Electricities brightened a drab stock market as Northern Electric produced a bag of goodies in a desperate attempt to ward off the hostile £1.2bn take-over bid from Trafalgar House.
Northern responded with a 21p gain to 1,112p. dragging others higher. Seeboard, regarded by many as a likely target for a French assault, rose 12p to 464p, but Yorkshire, frequently linked with Hanson, softened a few coppers to 874p.
Yorkshire was apparently unsettled by suggestions Swiss Bank Corporation, advisers to Trafalgar, had sold all or most of its 8 per cent interest. Rumoured buyer was Salomon Brothers, the US securities house.
SBC claims it built its Yorkshire stake in its role as a market-maker. Its presence at Yorkshire was exposed after the electricity group, worried by the mystery share buying, fired off a 212 notice demanding to know the identity of its new, increasingly powerful shareholder.
Citing its market-making role, SBC has also established a share holding in Northern and, it is suspected, in other regional electricity companies.
Trafalgar, down 2p at 67p, has a week to decide whether to increase its offer. The market expects it to stretch to 1,200p. Its present cash offer is 1,048p.
The Northern spark also generated a little interest in National Power and PowerGen; the pair have looked decidedly forlorn since the Government's share sale got underway. NP rose 6.5p to 473.5p and PG 5p to 495p.

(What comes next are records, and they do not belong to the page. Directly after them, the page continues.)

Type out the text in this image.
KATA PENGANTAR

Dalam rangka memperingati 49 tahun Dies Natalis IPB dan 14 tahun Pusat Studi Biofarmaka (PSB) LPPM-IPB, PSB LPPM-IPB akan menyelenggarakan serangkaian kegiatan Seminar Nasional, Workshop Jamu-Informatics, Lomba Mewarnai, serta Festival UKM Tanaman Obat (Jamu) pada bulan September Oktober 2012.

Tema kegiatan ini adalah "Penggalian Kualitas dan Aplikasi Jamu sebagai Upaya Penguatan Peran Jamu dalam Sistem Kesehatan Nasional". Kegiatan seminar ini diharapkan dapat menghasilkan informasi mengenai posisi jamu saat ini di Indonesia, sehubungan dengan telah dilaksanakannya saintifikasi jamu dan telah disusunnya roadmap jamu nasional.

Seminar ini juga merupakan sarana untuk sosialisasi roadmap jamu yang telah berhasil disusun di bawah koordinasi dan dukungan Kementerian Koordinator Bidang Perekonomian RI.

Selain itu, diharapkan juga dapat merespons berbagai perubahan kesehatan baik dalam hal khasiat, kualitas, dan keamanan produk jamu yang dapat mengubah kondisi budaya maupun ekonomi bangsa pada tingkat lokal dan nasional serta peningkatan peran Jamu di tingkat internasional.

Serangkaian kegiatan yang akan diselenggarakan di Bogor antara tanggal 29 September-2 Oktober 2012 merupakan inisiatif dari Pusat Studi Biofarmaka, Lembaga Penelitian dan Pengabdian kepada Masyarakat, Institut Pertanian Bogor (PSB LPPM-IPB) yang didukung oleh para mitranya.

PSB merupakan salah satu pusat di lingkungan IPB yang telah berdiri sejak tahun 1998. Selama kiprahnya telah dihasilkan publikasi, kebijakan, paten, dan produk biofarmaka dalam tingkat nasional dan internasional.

Currency worries unsettled the rest of the market. The FT-SE 100 index lost 6.9 points to 3,044.2. The Government split over Europe, worries about Italy and Mexico and even the prospect of a German steel strike were other inhibiting influences.

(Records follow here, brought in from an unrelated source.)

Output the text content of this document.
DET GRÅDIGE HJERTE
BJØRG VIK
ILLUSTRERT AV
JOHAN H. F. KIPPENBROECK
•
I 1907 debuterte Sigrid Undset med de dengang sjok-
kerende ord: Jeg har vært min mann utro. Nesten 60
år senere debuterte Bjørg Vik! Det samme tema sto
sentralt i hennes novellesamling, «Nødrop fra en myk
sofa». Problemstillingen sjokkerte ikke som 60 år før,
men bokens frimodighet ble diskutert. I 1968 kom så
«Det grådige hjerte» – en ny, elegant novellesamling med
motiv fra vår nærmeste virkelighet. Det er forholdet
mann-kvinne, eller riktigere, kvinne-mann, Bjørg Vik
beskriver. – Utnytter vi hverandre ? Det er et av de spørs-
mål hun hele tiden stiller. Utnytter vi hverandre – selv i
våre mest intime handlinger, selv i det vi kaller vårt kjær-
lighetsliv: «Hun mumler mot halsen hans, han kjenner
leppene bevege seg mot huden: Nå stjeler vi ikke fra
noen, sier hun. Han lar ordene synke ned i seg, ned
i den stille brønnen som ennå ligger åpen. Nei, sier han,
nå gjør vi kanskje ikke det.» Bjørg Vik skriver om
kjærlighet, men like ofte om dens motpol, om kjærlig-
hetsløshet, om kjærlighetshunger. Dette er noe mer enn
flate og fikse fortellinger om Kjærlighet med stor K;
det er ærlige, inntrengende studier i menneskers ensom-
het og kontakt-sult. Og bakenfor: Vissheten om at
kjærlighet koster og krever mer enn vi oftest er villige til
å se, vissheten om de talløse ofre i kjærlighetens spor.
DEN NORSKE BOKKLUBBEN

But the market still managed to produce a few Friday afternoon runarounds - shares tipped for takeover action.
Meggitt, the engineer where aggressive TT Group has put together a 4 per cent interest, gained 4p to 82.5p in brisk trading. Some felt they detected further buying by TT; others looked for a Monday bid.
United Biscuits, which romped ahead on Friday last week, made a spirited attempt to achieve a repeat performance. In the event it had to be content with a 4p gain to 350p.

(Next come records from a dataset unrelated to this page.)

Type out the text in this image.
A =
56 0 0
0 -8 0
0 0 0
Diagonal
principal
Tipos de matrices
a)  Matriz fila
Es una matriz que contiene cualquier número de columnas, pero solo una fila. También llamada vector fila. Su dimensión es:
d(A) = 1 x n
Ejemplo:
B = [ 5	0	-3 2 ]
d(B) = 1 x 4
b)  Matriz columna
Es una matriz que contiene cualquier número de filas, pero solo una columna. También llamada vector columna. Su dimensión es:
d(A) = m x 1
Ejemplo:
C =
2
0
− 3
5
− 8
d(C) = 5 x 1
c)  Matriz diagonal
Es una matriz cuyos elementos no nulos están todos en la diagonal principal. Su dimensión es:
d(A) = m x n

BAT Industries, the finance and tobacco group, tumbled 9p to 432p after NatWest Securities switched its recommendation from hold to sell. The securities house has indulged in a sum-of-the-parts exercise and concluded BATs operations add up to 388p a share.
Allied Domecq, the drinks group, felt the impact of a Barclays de Zoete Wedd downgrading. The shares hovered at 498p as BZW, worried by the Mexican crisis, lowered next year's estimate by £12m to £720m.
Aero-engine maker Rolls-Royce slipped 1.5p to 154p ahead of a Henderson Crosthwaite buy note, and Asda edged forward 0.5p to 67p with Hoare Govett nudging its forecast a few million pounds higher to £240m.
Rank Organisation improved 4.5p to 373p, shrugging off NatWest sell advice and concentrating on share-buying by chief executive Michael Gifford. It has been disclosed he has picked up 20,000 at 376p.
Wellcome added 5p to 1,028p as the High Court ruled the Wellcome Trust could accept the Glaxo offer. Medeva held at 176p after Nikko, the Japanese securities house, said it was "well on the way to recovery" following the 1993 profit warning. It forecasts profits of £59.3m for last year and £70.8m this year.
British Biotechnology slumped 99p to 491p following delays in the development of one of its cancer treatments.
Fisons hardened to 119p with talk an analyst had produced a 250p break- up valuation. The group is expected soon to announce the sale of its scientific instruments side as part of a shake-up.
Bluebird, the toy group, rose 12p to 248p on buying for the results, due next month. Smith New Court expect £19.2m against £9.8m.
The decision to stop Eurotunnel selling duty-free drink and tobacco shaved the shares 5p to 294p.
Stanhope, the stricken property group, returned from suspension at 3p, a far cry from the 8p at which trading was halted while rescue talks proceeded. British Land has produced a £3.5m offer.
Enterprise Computer remained suspended. Its promised statement has been postponed until Tuesday.
Regent Inns should produce heady interim figures on Monday. There are hopes the pubs chain will announce £1.8m, against £1m. Forecasts for the year average £3.3m. They are likely to be raised to nearer £3.7m. The shares are 307p. After being suspended at 120p on the backwater market, they arrived on the main market nearly two years ago at 149p.
Hubert Perrodo, chairman of Kelt Energy, the oil and gas group, has strengthened his already powerful position at the company. By converting nearly 70 million preference shares he has lifted his ordinary share holding to more than 75 per cent of the capital. Kelt, once laden with debt, returned to profit in 1992. The shares dipped 1p to 53p.